Sowmya L Sharma 1 2 3 , Ho Yi Wong 1 3 , Rebecca L Johnston 3 , Lambros T Koufariotis 3 , Scott T Wood 3 , Georgina T Hollway 1 3 , Lauren G Aoude 4 , Aimee L Davidson 3 , John V Pearson 3 5 , Frank P Lin 6 7 , Andrew P Barbour 4 8 , Nicola Waddell 1 3 5
  1. School of Biomedical Sciences, University of Queensland, Brisbane, QLD, Australia
  2. ACL Pathology, Bellavista, NSW 2153, Australia
  3. QIMR Berghofer, Herston, QUEENSLAND, Australia
  4. Frazer Institute, University of Queensland, Woolloongabba, QLD 4102, Australia
  5. genomiQa, Brisbane, QLD 4006, Australia
  6. Garvan Institute of Medical Research, Sydney, NSW, Australia
  7. Department of Medical Oncology, Prince of Wales Hospital, Randwick, NSW, Australia
  8. Princess Alexandra Hospital, Woolloongabba, QLD 4102, Australia

Abstract:

Background and aims: Oesophageal adenocarcinoma (OAC) incidence continues to rise in developed countries. Despite advances in deciphering cancer genomes and oncogenic pathways, precision therapies for OAC remain limited.

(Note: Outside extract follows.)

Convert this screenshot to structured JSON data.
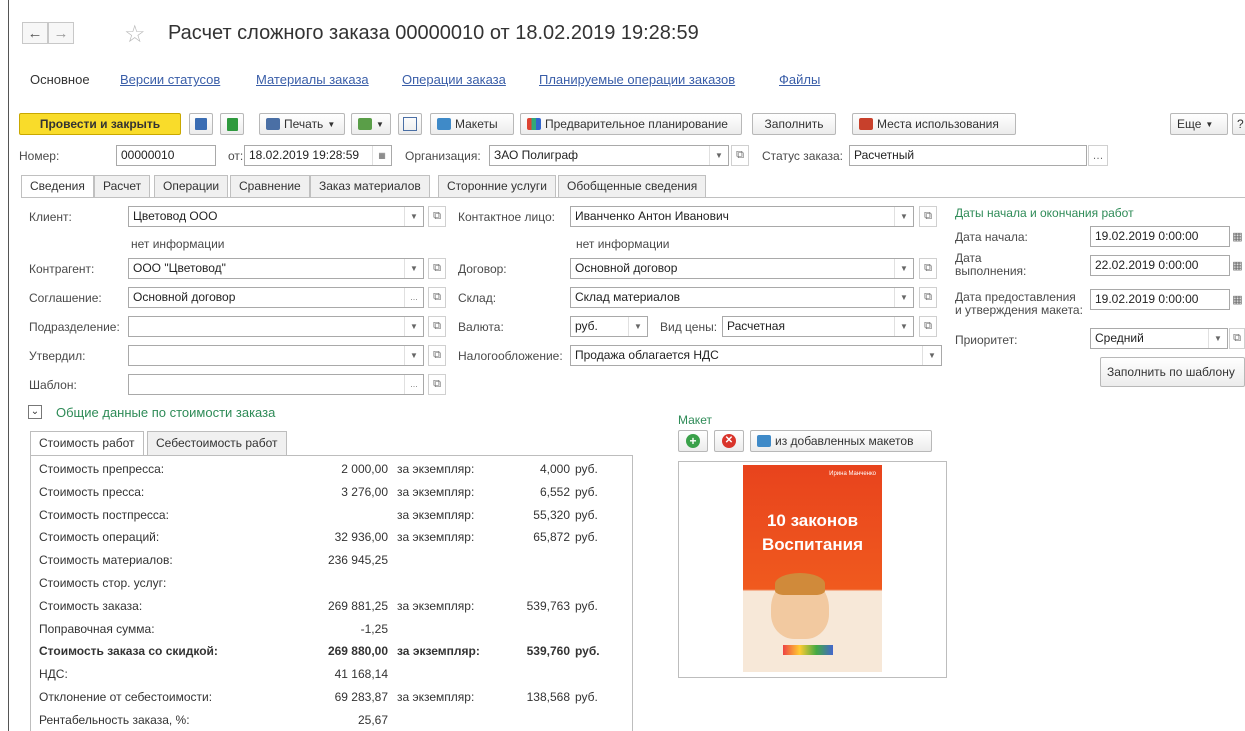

Methods: We selected 109 actionable and/or potentially actionable genes based on pan-cancer drug information from open-source compendia and clinical trials for curation of genomic alterations. We determined the prevalence of alterations within these 109 genes using whole genome sequencing data of tumor DNA from n=217 OAC patients to discover approved treatments and potentially targetable alterations (PTAs). Additionally, matching RNA-seq from 210 of the patients was interrogated for select immune checkpoint inhibitor (ICI) targets (n=59), with expression findings validated in an independent OAC cohort (n=114).

Results: Approved actionable targets were revealed in 22.1% of patients; including HER-2 and MET antagonists, and immunotherapy directed by microsatellite instability and high tumor mutation burden. PTAs were noted in a further 72.8% of patients, with highest frequency in TP53; others were noted in APC, ARID1A, BRCA1, BRCA2, CCNE1, CDKN2A, EGFR, KRAS, MDM2, PIK3CA, PTEN, SMARCB1 and TSC2. Candidate co-occurring alterations included co-occurrence of PTEN loss and ERBB2 amplification and co-occurring variants in KRAS and TP53. For the remaining 5.1% of patients, no PTAs were detected. We identified and validated high expression of four genes encoding candidate ICI targets for OAC: CD24, VEGFA, PVR, and SLC3A2.

Conclusion: These PTAs and ICI targets will help to inform future clinical trials. Precision therapy may become available for all OAC in the near future.